The lead review yesterday was Adam Kirsch’s piece on Tintin and the Secret of Literature by Tom McCarthy. I’m a huge fan of McCarthy’s Remainder and have been interested in reading this new book for a while.

(Besides, since the source text for this book—The Adventures of Tintin—is a translation, I love it unequivocally, not because it’s good or interesting, but solely because it came from another culture and therefore will prevent war.)

One of the things that appeals to me about this review is how intelligent and unapologetic it is discussing McCarthy’s section on Barthes, basing the whole review on Guy Debord’s notion of “detournement,” and, most importantly, not proclaiming this book to be either good or bad, but something more complicated.

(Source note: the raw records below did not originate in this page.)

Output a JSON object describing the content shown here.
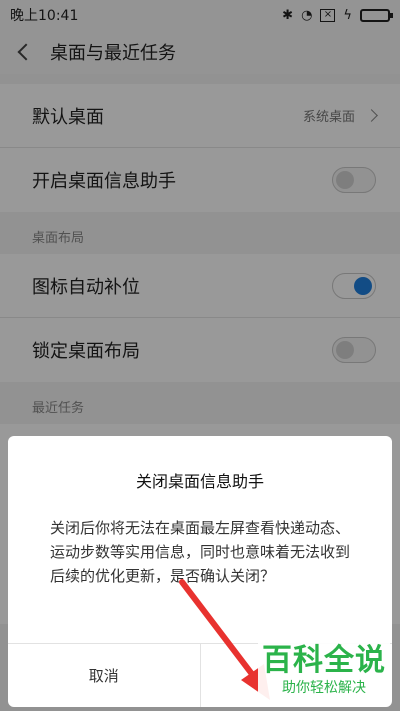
{
  "statusbar": {
    "time": "晚上10:41",
    "bluetooth": "✱",
    "wifi": "◔",
    "sim": "×",
    "charge": "ϟ"
  },
  "header": {
    "title": "桌面与最近任务"
  },
  "settings": {
    "default_desktop": {
      "label": "默认桌面",
      "value": "系统桌面"
    },
    "assistant": {
      "label": "开启桌面信息助手",
      "enabled": false
    },
    "section_layout": "桌面布局",
    "auto_fill": {
      "label": "图标自动补位",
      "enabled": true
    },
    "lock_layout": {
      "label": "锁定桌面布局",
      "enabled": false
    },
    "section_recent": "最近任务"
  },
  "dialog": {
    "title": "关闭桌面信息助手",
    "message": "关闭后你将无法在桌面最左屏查看快递动态、运动步数等实用信息，同时也意味着无法收到后续的优化更新，是否确认关闭？",
    "cancel_label": "取消",
    "confirm_label": ""
  },
  "watermark": {
    "main": "百科全说",
    "sub": "助你轻松解决"
  },
  "colors": {
    "toggle_on": "#1f7fde",
    "arrow": "#e8322f",
    "watermark": "#2bb34a"
  }
}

The word belongs in quotation marks because these are not the kind of interpretive claims that can be judged true or false. Nor, however, are they the kind of licensed speculation that enriches our experience of a text, even while remaining undecidable — as, for instance, with Edmund Wilson’s claim that the ghosts in James’s “The Turn of the Screw” are just projections of the nurse’s repressed sexuality. Mr. McCarthy’s analyses are, rather, arabesques, sketched over the surface of Hergé’s cartoon — or, if you like, graffiti meant to obscure and deface it.

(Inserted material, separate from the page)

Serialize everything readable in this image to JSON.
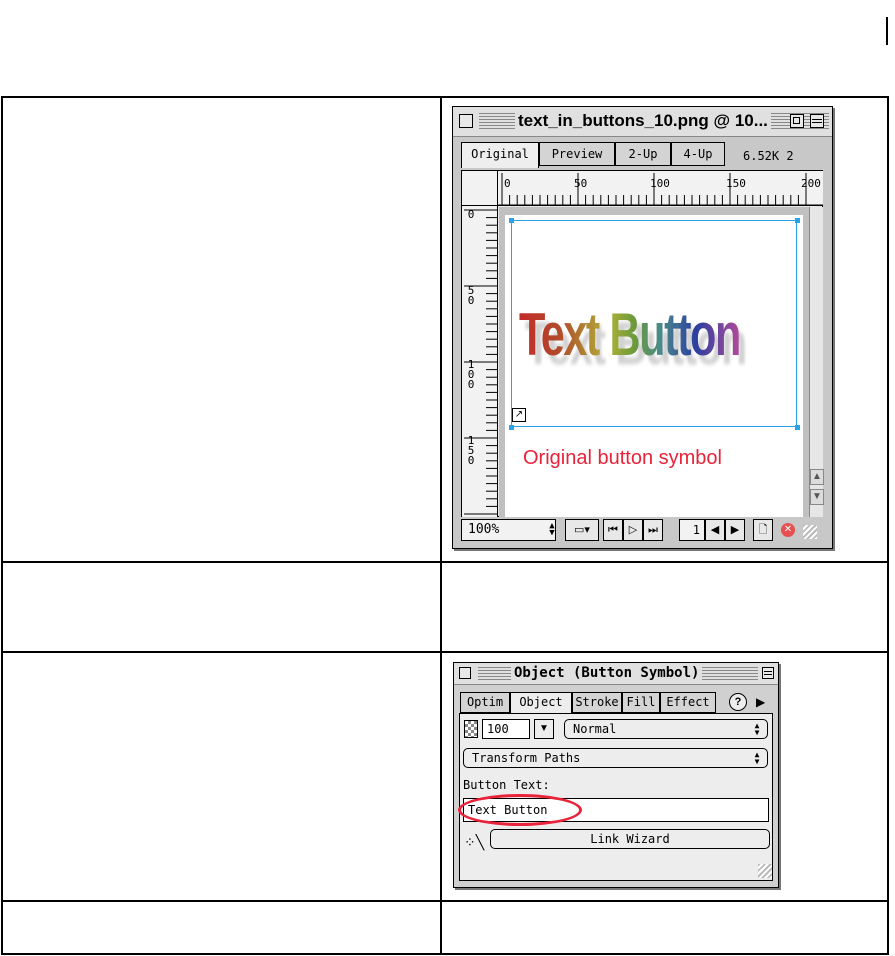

I am not entirely sure that Mr. McCarthy himself does not want us to see them in the second sense. After all, as he writes, Hergé’s work “betrays in its massive self-reflexiveness a desire to be taken seriously, to be seen to be considering the highly conceptual issues in contemporary art with which its author is clearly au fait, alongside a desire to mock the highness of the establishment that never accepted him as highbrow, to expose its pretentiousness, its fraudulence.” If Mr. McCarthy is out to vindicate Hergé, then Tintin and the Secret of Literature might best be read in this double spirit, as a brilliant and audacious hoax.

But what’s really interesting is that right beneath this review is a piece by translator Anthea Bell (a translator! writing a review!) on Asterix.

In French, Tintin easily predates Asterix; in English by only about 10 years, the time it took for an English-language publisher to venture on a translation of the first pun-packed, wisecracking adventure of the proto-French Gauls as they defy Julius Caesar and his conquering legions, maintaining a provincial but proud Gallic outpost in what is now northwest France. The series was thought just too French to be transplanted. But quintessentially French as it is, the appeal of Asterixian humor has turned out to be pan-European.

There’s no current Asterix book to tie this to, and aside from having translated Asterix a few years ago, no necessary reason that Anthea Bell would be writing about it in the daily newspaper. And in my opinion, that’s fantastic.

And beyond the book reviews, the “sports section”—which is also part of “Arts+”—is less gossipy and more thoughtful than most. (In particular, the breakdown of the Stanley Cup Playoffs is very well-done.)

I have my doubts about the rest of the paper, but there are only a handful of arts sections in the world that can compete with this one.